Importante refletir: para os bancos e fundos de pensão, através do mecanismo da dívida, foram destinados no ano passado cerca de R$ 1 trilhão, quase 40% do orçamento federal. Já para a totalidade de investimentos em saúde pública foram destinados apenas 4% do orçamento, para a Ciência e Tecnologia (essenciais no combate ao Covid-19) somente 0,23% e para o saneamento 0,02%.  Em 2020, o orçamento prevê o repasse de 408 bilhões exclusivamente ao pagamento de juros aos agiotas do sistema financeiro. 

Desse modo fica explícito que os bancos não necessitam de ainda mais aportes de recursos por parte do governo. O verdadeiro ajuste fiscal que deveria ser feito é sobre o sistema financeiro, valorizando diretos sociais, saúde pública gratuita e a vida. O momento exige preservar a vida do povo trabalhador e não a perpetuação dos lucros e da ganância dos banqueiros. 

Defendemos a suspensão imediata do pagamento de juros e amortizações da dívida pública. Essa medida representa retirar dos que mais lucram – os banqueiros – para com urgência destinar recursos à saúde, à assistência social, à renda dos trabalhadores; assim garantir a sobrevivência dos mais vulneráveis e o combate efetivo à pandemia do coronavírus. Essa bandeira precisa ser abraçada com centralidade pela CUT e demais centrais, federações, confederações, sindicatos, pela UNE, DCEs, e demais movimentos, tal como já defende a CSP-Conlutas.
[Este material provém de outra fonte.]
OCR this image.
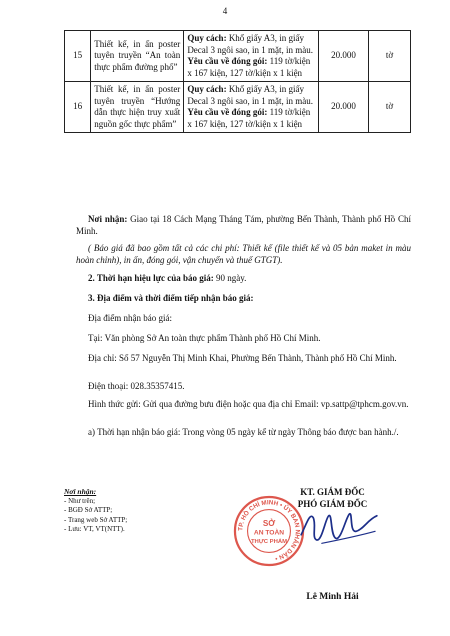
4
15	Thiết kế, in ấn poster tuyên truyền “An toàn thực phẩm đường phố”	Quy cách: Khổ giấy A3, in giấy Decal 3 ngôi sao, in 1 mặt, in màu.
Yêu cầu về đóng gói: 119 tờ/kiện x 167 kiện, 127 tờ/kiện x 1 kiện	20.000	tờ
16	Thiết kế, in ấn poster tuyên truyền “Hướng dẫn thực hiện truy xuất nguồn gốc thực phẩm”	Quy cách: Khổ giấy A3, in giấy Decal 3 ngôi sao, in 1 mặt, in màu.
Yêu cầu về đóng gói: 119 tờ/kiện x 167 kiện, 127 tờ/kiện x 1 kiện	20.000	tờ
Nơi nhận: Giao tại 18 Cách Mạng Tháng Tám, phường Bến Thành, Thành phố Hồ Chí Minh.
( Báo giá đã bao gồm tất cả các chi phí: Thiết kế (file thiết kế và 05 bản maket in màu hoàn chỉnh), in ấn, đóng gói, vận chuyển và thuế GTGT).
2. Thời hạn hiệu lực của báo giá: 90 ngày.
3. Địa điểm và thời điểm tiếp nhận báo giá:
Địa điểm nhận báo giá:
Tại: Văn phòng Sở An toàn thực phẩm Thành phố Hồ Chí Minh.
Địa chỉ: Số 57 Nguyễn Thị Minh Khai, Phường Bến Thành, Thành phố Hồ Chí Minh.
Điện thoại: 028.35357415.
Hình thức gửi: Gửi qua đường bưu điện hoặc qua địa chỉ Email: vp.sattp@tphcm.gov.vn.
a) Thời hạn nhận báo giá: Trong vòng 05 ngày kể từ ngày Thông báo được ban hành./.
Nơi nhận:
- Như trên;
- BGĐ Sở ATTP;
- Trang web Sở ATTP;
- Lưu: VT, VT(NTT).
KT. GIÁM ĐỐC
PHÓ GIÁM ĐỐC
TP. HỒ CHÍ MINH • ỦY BAN NHÂN DÂN •
SỞ
AN TOÀN
THỰC PHẨM
Lê Minh Hải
É preciso fortalecer a campanha pela suspensão do pagamento da dívida que é impulsionada pela Auditoria Cidadã da Dívida.
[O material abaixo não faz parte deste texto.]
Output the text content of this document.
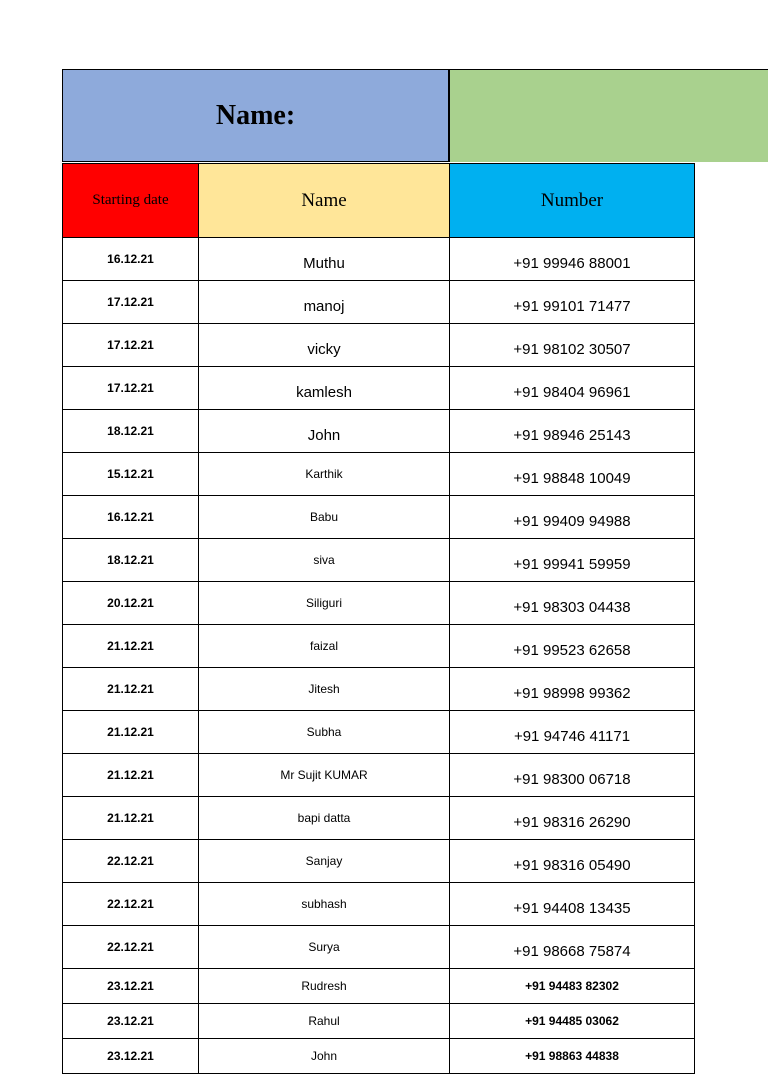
Name:
Starting date	Name	Number
16.12.21	Muthu	+91 99946 88001
17.12.21	manoj	+91 99101 71477
17.12.21	vicky	+91 98102 30507
17.12.21	kamlesh	+91 98404 96961
18.12.21	John	+91 98946 25143
15.12.21	Karthik	+91 98848 10049
16.12.21	Babu	+91 99409 94988
18.12.21	siva	+91 99941 59959
20.12.21	Siliguri	+91 98303 04438
21.12.21	faizal	+91 99523 62658
21.12.21	Jitesh	+91 98998 99362
21.12.21	Subha	+91 94746 41171
21.12.21	Mr Sujit KUMAR	+91 98300 06718
21.12.21	bapi datta	+91 98316 26290
22.12.21	Sanjay	+91 98316 05490
22.12.21	subhash	+91 94408 13435
22.12.21	Surya	+91 98668 75874
23.12.21	Rudresh	+91 94483 82302
23.12.21	Rahul	+91 94485 03062
23.12.21	John	+91 98863 44838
Com a suspensão dos juros e amortizações da dívida, o país terá condições de estruturar um efetivo plano emergencial de combate ao coronavírus, com ampliação de leitos e UTIs, equipes de saúde da família, reequipar os postos de saúde nos bairros, investir em equipamentos de segurança e nos salários dos profissionais de saúde, melhorar a instalação de unidades hospitalares e construir novos hospitais para evitar o colapso de se avizinha. Além de tudo, garantir renda básica para todos os trabalhadores informais e desempregados e dignidade à população em situação de rua. Esses investimentos devem ser combinados com uma efetiva quarentena nacional com licença remunerada para todos os trabalhadores que não estejam diretamente envolvidos nas funções de combate ao coronavírus ou abastecimento à população.